Est venue ensuite la crise de la réforme des retraites. Une aubaine pour Marine Le Pen. Elle en a profité pour installer dans l’opinion l’image d’un nouveau personnage composé de plusieurs palettes. Elle consacre sa tendance à être la première opposante à Emmanuel Macron. Le choix du bombardement politique massif et régulier de la gouvernance de Macron et le vote systématique de toutes les motions de censure contre le gouvernement d’Elisabeth Borne ont fait d’elle une incontestable opposante au locataire de l’Elysée.
Parallèlement à cette stratégie, Marine Le Pen a tenté de se distinguer de ce qui est apparu comme des outrances commises par les députés de la France insoumise et de ce qui a été perçu comme des opérations de blocage excessives commises par la nouvelle alliance de la gauche. Dans cette tension politique et le brouhaha médiatique qui l’a accompagné, Marine Le Pen est apparue comme une modérée qui retient sa parole agressive et une sage qui prend ses distances avec des postures de radicalité et de rupture.
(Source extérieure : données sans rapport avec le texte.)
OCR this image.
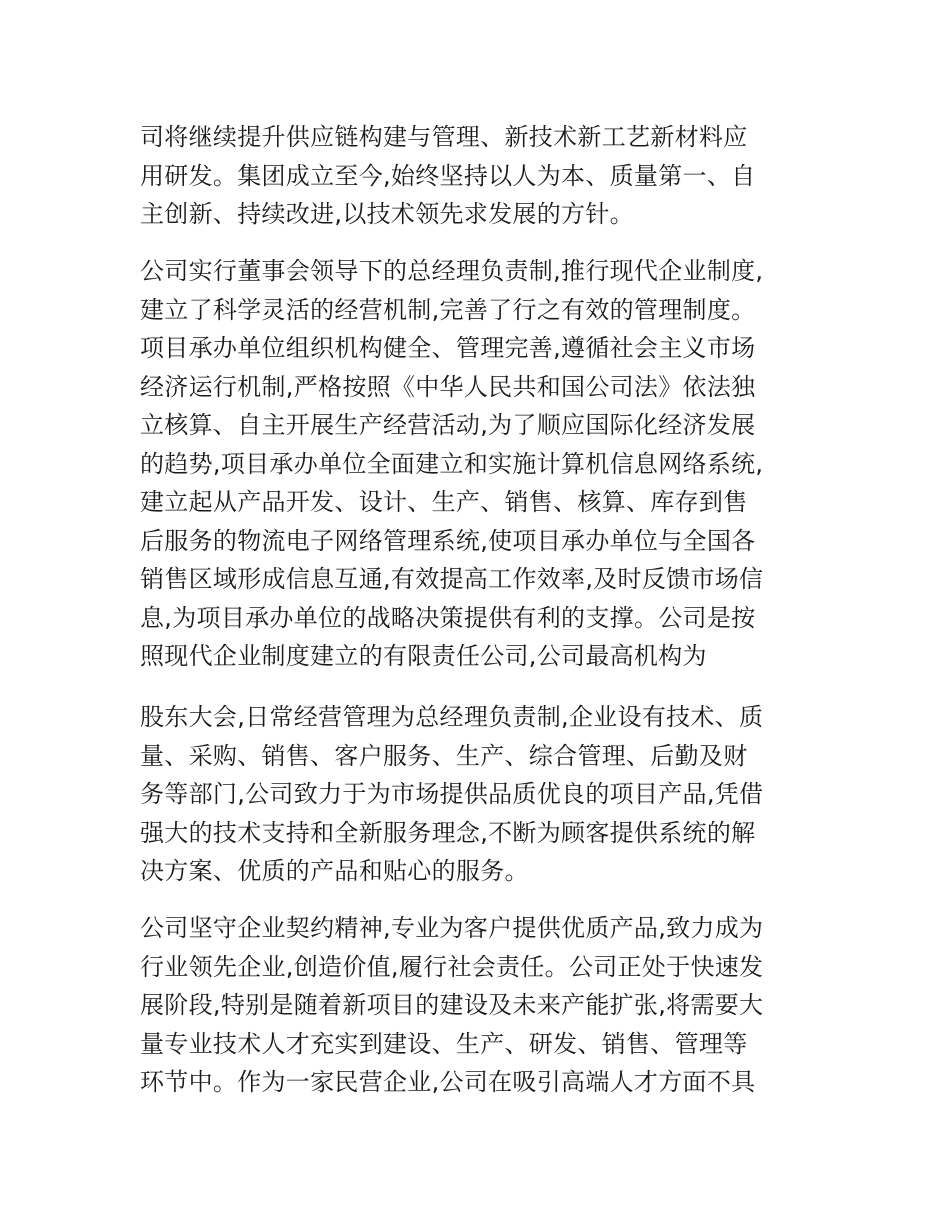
司将继续提升供应链构建与管理、新技术新工艺新材料应
用研发。集团成立至今,始终坚持以人为本、质量第一、自
主创新、持续改进,以技术领先求发展的方针。
公司实行董事会领导下的总经理负责制,推行现代企业制度,
建立了科学灵活的经营机制,完善了行之有效的管理制度。
项目承办单位组织机构健全、管理完善,遵循社会主义市场
经济运行机制,严格按照《中华人民共和国公司法》依法独
立核算、自主开展生产经营活动,为了顺应国际化经济发展
的趋势,项目承办单位全面建立和实施计算机信息网络系统,
建立起从产品开发、设计、生产、销售、核算、库存到售
后服务的物流电子网络管理系统,使项目承办单位与全国各
销售区域形成信息互通,有效提高工作效率,及时反馈市场信
息,为项目承办单位的战略决策提供有利的支撑。公司是按
照现代企业制度建立的有限责任公司,公司最高机构为
股东大会,日常经营管理为总经理负责制,企业设有技术、质
量、采购、销售、客户服务、生产、综合管理、后勤及财
务等部门,公司致力于为市场提供品质优良的项目产品,凭借
强大的技术支持和全新服务理念,不断为顾客提供系统的解
决方案、优质的产品和贴心的服务。
公司坚守企业契约精神,专业为客户提供优质产品,致力成为
行业领先企业,创造价值,履行社会责任。公司正处于快速发
展阶段,特别是随着新项目的建设及未来产能扩张,将需要大
量专业技术人才充实到建设、生产、研发、销售、管理等
环节中。作为一家民营企业,公司在吸引高端人才方面不具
Pour Marine Le Pen, cette séquence est venue couronner ses nombreuses tentatives de « dédiaboliser » et de « désataniser » l’image de son parti dont le corpus idéologique était verrouillé sur un héritage de racisme, de xénophobie et d’antisémitisme qui le rendait infréquentable pour de nombreux Français et qui faisait de son accession au pouvoir local ou national une mission impossible.
La nouveauté aujourd’hui est que ces réticences et ses freins sont en train de tomber pour offrir une forme de normalité au Rassemblement National, le parti dont les dirigeants s’offusquent à la moindre allusion à leur appartenance à l’extrême droite. Sur ce terrain aussi, Marine Le Pen voudrait provoquer une révolution sémantique qui enterre son passé d’extrême droite. Elle préfère utiliser le concept politiquement correct et presque inoffensif de droite nationale pour se distinguer de la droite républicaine.
Un autre élément de réflexion politique qui permet tous les rêves à Marine Le Pen. De par la constitution, Emmanuel Macron ne pourra pas se présenter pour un troisième mandat. En face, la droite républicaine est encore convalescente pour enfanter un leadership capable de lui tenir la dragée haute. Quant à la gauche dans son ensemble, les contradictions idéologiques, la guerre fratricide des égos, rendent presque impossible l’apparition d’un chef capable d’incarner une alternative à Emmanuel Macron et à Marine Le Pen.
Seule ombre au tableau dans cette idylle politique que semble vivre Marine Le Pen sur fond de crise des retraites, l’absence totale de son parti et de ses militants dans les nombreuses et énormes manifestations de rue que les syndicats organisent pour protester contre la réforme des retraites d’Emmanuel Macron.
Cette même absence qui fait dire à certains que Marine Le Pen a choisi de faire de l’opposition parlementaire plutôt que l’opposition de rue. Mais elle révèle aussi un point essentiel, un défaut de profondeur sociale et syndicale d’un parti qui aspire à endosser les plus haute responsabilités de l’Etat.
Un handicap majeur qui peut participer à relativiser cette brusque ivresse de pouvoir qui vient de saisir le Parti de Marine Le Pen et transforme ses ambitions actuelles en une simple illusion d’optique du moment, difficile à réaliser quand viendra le temps des élections et des choix qui décident de l’avenir de la France.